New Jersey child welfare director Allison Blake is closing two residential programs. The move, as reported by the Newark Star-Ledger’s Susan K. Livio, will save the state $15 million, but Blake said the closures are due to a desire to handle more youth with mental illnesses in their homes. 

Blake has a tough one on her hands with this situation: a case worker, handling the case of a young Muslim boy removed from his family, allegedly berated the father with a string of discriminatory statements about his faith. By Brian Thompson, NBC News New York.

In Massachusetts, the child welfare chief wants to meet with probation officials, after murder charges were brought against a father with a history of child abuse. Laura Crimaldi and Marie Szaniszlo of the Boston Herald have more.

Education/Jobs

Former Obama Chief of Staff and current Chicago mayoral hopeful Rahm Emanuel has proposed a $95 million plan to blanket the city with after-school programs. According to the Chicago Sun-Times’ Lynn Sweet, Emanuel would place some serious requirements on eligible programs, including a mandate that they operate five days a week. The Sun-Times’ Fran Spielman writes that Emanuel wants to sell ads on city vehicles to help fund the operation.

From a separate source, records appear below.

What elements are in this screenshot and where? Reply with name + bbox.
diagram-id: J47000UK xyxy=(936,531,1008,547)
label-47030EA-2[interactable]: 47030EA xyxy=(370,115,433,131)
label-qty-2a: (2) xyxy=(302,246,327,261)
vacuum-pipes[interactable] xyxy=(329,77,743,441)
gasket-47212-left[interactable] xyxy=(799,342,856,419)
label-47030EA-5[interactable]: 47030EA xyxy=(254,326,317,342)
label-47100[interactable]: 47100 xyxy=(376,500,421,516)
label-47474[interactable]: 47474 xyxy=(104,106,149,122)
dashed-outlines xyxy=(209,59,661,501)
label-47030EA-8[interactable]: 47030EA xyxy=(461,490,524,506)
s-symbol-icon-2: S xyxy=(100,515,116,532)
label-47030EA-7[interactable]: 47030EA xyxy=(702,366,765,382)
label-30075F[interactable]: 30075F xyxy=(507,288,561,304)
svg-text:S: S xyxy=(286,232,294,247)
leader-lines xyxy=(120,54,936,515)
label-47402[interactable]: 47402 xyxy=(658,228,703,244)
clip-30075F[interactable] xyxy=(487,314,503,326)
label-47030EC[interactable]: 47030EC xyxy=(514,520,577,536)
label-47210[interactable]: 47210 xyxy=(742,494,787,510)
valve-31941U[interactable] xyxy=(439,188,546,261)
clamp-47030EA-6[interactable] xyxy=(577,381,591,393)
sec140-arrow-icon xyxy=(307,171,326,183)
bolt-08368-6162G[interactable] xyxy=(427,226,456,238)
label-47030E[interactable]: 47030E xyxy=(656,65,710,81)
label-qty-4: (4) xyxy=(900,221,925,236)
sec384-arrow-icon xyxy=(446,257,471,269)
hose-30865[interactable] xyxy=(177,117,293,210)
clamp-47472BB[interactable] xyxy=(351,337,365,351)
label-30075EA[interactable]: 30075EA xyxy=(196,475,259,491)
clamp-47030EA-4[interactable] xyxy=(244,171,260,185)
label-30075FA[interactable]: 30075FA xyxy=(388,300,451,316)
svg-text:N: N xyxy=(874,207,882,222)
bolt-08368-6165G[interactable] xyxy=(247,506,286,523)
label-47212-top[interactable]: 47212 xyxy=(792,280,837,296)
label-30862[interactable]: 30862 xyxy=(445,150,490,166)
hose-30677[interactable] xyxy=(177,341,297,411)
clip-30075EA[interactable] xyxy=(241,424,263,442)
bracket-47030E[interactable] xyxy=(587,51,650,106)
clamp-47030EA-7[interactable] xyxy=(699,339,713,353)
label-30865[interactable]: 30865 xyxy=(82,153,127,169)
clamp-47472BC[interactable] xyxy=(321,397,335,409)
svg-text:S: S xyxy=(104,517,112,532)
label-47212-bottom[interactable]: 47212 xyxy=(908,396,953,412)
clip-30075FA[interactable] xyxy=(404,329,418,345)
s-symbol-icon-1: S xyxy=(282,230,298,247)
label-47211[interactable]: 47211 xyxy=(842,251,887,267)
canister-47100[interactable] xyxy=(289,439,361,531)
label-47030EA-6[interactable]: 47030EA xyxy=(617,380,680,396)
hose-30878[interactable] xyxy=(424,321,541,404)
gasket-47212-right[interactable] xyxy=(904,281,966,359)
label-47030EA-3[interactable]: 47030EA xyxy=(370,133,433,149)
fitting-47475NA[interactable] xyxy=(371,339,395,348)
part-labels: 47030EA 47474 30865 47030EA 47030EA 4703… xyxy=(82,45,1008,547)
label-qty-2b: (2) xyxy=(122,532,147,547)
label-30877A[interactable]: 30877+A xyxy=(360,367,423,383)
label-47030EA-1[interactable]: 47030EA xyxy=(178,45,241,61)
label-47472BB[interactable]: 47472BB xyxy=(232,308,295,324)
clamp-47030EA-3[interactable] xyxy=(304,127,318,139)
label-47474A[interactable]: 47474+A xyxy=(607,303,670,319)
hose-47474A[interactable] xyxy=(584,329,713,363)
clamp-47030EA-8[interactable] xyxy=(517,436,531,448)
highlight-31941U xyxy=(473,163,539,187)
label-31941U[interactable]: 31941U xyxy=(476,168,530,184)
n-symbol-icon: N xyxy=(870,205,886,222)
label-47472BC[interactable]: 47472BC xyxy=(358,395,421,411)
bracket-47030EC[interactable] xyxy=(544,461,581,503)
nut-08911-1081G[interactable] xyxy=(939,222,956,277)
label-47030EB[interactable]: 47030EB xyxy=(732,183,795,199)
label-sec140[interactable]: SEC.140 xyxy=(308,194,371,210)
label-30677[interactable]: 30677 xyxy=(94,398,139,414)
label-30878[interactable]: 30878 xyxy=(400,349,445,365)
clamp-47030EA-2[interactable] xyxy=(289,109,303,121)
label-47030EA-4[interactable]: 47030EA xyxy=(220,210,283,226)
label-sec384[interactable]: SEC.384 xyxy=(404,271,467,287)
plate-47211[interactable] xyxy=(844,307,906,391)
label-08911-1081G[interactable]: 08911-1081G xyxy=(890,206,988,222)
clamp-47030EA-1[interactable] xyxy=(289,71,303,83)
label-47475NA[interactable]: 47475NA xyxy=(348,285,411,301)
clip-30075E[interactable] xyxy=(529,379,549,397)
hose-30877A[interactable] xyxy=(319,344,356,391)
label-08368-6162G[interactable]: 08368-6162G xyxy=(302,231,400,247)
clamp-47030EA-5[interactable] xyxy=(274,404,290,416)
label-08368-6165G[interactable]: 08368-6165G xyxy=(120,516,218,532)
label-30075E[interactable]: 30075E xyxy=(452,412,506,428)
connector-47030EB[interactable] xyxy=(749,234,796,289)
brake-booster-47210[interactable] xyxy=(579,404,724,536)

Harris Miller, president of the Association of Private Sector Colleges and Universities, writes in an opinion column in the San Jose Mercury News that the Department of Education’s proposed gainful employment rule contradicts President Barack Obama’s goal to lead the world in college completion by 2020. 

Gary Tuoti of the Taunton Daily Gazette (Mass.) writes this article about a small but growing community college that is saving costs by renting classroom space at a local middle school.

Juvenile Justice

Despite receiving the state attorney general’s blessing, the Enid News believes the deal for a new juvenile facility still stinks.